Boeing is known to use machine learning to scan the impregnable areas of an aircraft to thereby detect any kind of defect that might be lying therein. This, in turn, helps the company to enhance its supplies.
Frequently Asked Questions:
a) How does machine learning benefit the manufacturing industry?
The benefits that manufacturing industries are bound to harness with the use of machine learning are quite limitless.
From better regulation of finished products to assuring proper quality checks, to maintaining the manufacturing devices at regular intervals, there is so much that it promises!
b) Which industries are benefiting the most from machine learning?
Different industries adapted to this new technology in different phases.
While manufacturing and automotive industries were some of the earliest ones to pick it up, industries such as food and beverage, healthcare, and advertising caught up to the trend gradually.
c) What is the goal of using machine learning in manufacturing?
The goal of using machine learning in manufacturing is to optimize the manufacturing process, reduce costs, and improve product quality by analyzing and understanding data generated during the manufacturing process.

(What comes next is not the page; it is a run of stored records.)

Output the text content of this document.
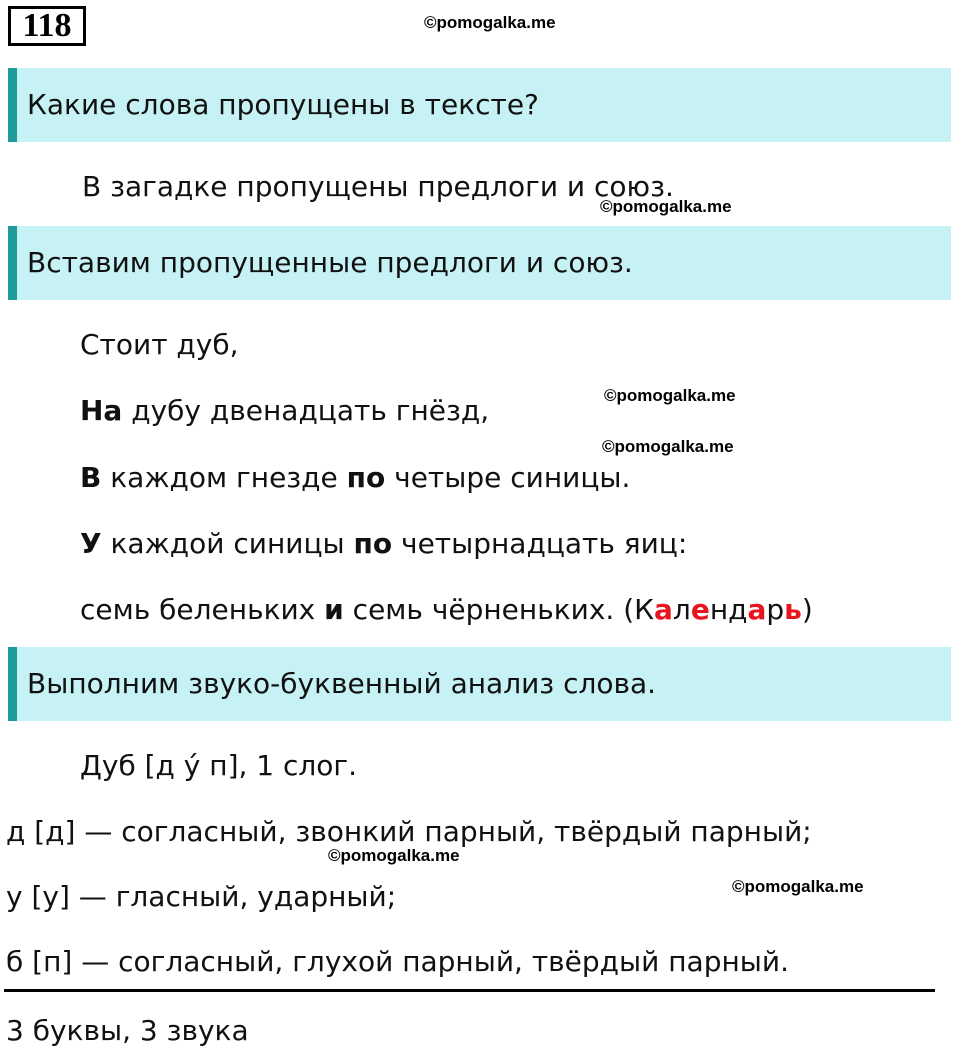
118	©pomogalka.me
Какие слова пропущены в тексте?
В загадке пропущены предлоги и союз.
©pomogalka.me
Вставим пропущенные предлоги и союз.
Стоит дуб,
©pomogalka.me
На дубу двенадцать гнёзд,
©pomogalka.me
В каждом гнезде по четыре синицы.
У каждой синицы по четырнадцать яиц:
семь беленьких и семь чёрненьких. (Календарь)
Выполним звуко-буквенный анализ слова.
Дуб [д у́ п], 1 слог.
д [д] — согласный, звонкий парный, твёрдый парный;
©pomogalka.me
у [у] — гласный, ударный;	©pomogalka.me
б [п] — согласный, глухой парный, твёрдый парный.
3 буквы, 3 звука
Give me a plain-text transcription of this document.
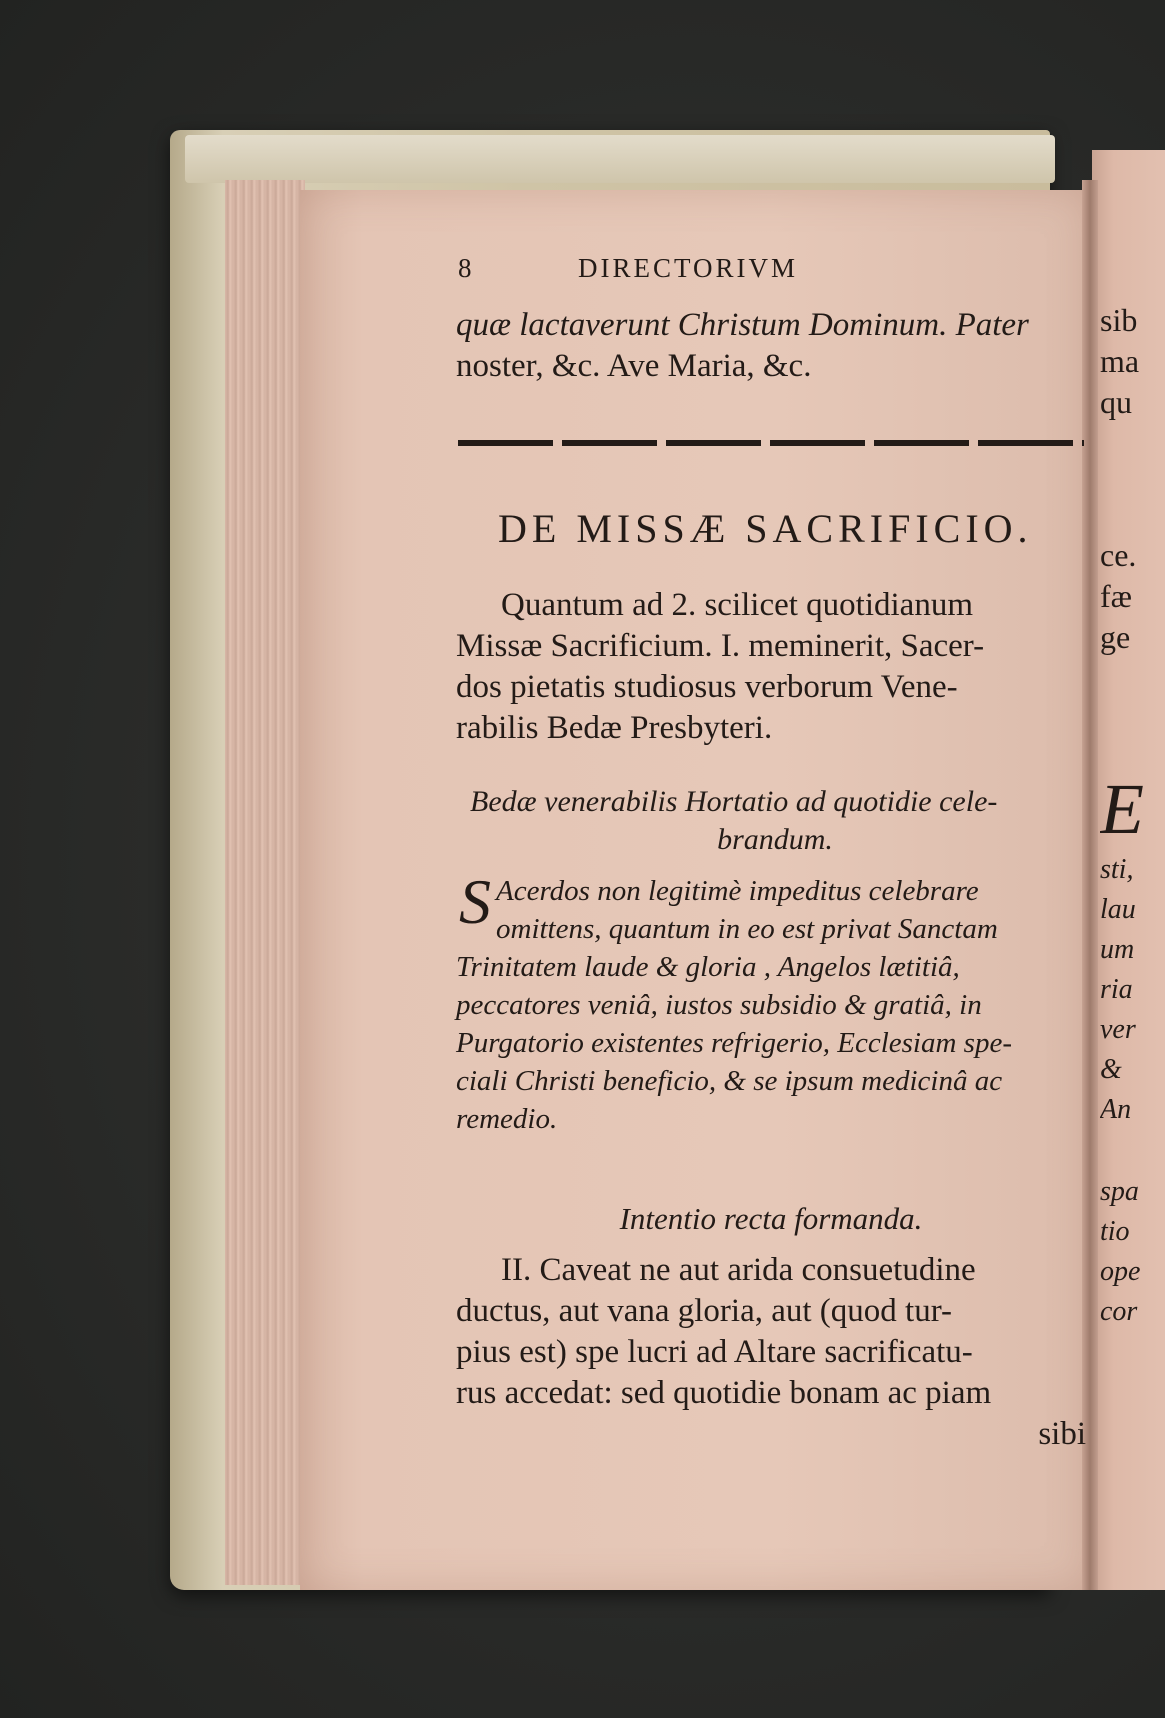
8	DIRECTORIVM
quæ lactaverunt Christum Dominum. Pater
noster, &c. Ave Maria, &c.
DE MISSÆ SACRIFICIO.
Quantum ad 2. scilicet quotidianum
Missæ Sacrificium. I. meminerit, Sacer-
dos pietatis studiosus verborum Vene-
rabilis Bedæ Presbyteri.
Bedæ venerabilis Hortatio ad quotidie cele-
brandum.
S Acerdos non legitimè impeditus celebrare
omittens, quantum in eo est privat Sanctam
Trinitatem laude & gloria , Angelos lætitiâ,
peccatores veniâ, iustos subsidio & gratiâ, in
Purgatorio existentes refrigerio, Ecclesiam spe-
ciali Christi beneficio, & se ipsum medicinâ ac
remedio.
Intentio recta formanda.
II. Caveat ne aut arida consuetudine
ductus, aut vana gloria, aut (quod tur-
pius est) spe lucri ad Altare sacrificatu-
rus accedat: sed quotidie bonam ac piam
sibi
sib
ma
qu
ce.
fæ
ge
E
sti,
lau
um
ria
ver
&
An
spa
tio
ope
cor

d) What are some examples of applications of machine learning in manufacturing?
Some examples of applications of machine learning in manufacturing include predictive maintenance, quality control, supply chain optimization, and process control.
e) What kind of data is used in machine learning in manufacturing?
f) How is machine learning used in predictive maintenance?
g) How is machine learning used in quality control?
Machine learning is used in quality control in manufacturing by analyzing data from product inspections to identify defects and improve product quality.
h) What are some benefits of using machine learning in manufacturing?
Some benefits of using machine learning in manufacturing include increased efficiency, reduced costs, improved product quality, and reduced downtime.
i) Are there any challenges to implementing machine learning in manufacturing?
Yes, there are some challenges to implementing machine learning in manufacturing, including data collection and management, data privacy and security, and the need for specialized skills and expertise.
j) Can machine learning help reduce waste in manufacturing?
Yes, machine learning can help reduce waste in manufacturing by identifying areas where waste occurs and optimizing the manufacturing process to reduce waste.
Conclusion:
Science and technology have evolved immensely and continue to evolve with changing times.
The increasing innovation that this brings has resulted in making almost every step of manufacturing so much more efficient, easier, and simpler than ever before!
With artificial intelligence indulging in industrial processes, the results have proven to be much more precise and accurate. Several big companies like Microsoft, Siemens, Intel, Bosch, and others have started investing in it.
Machine learning is surely revolutionizing the manufacturing industry significantly and does hold immense promise for the future to behold!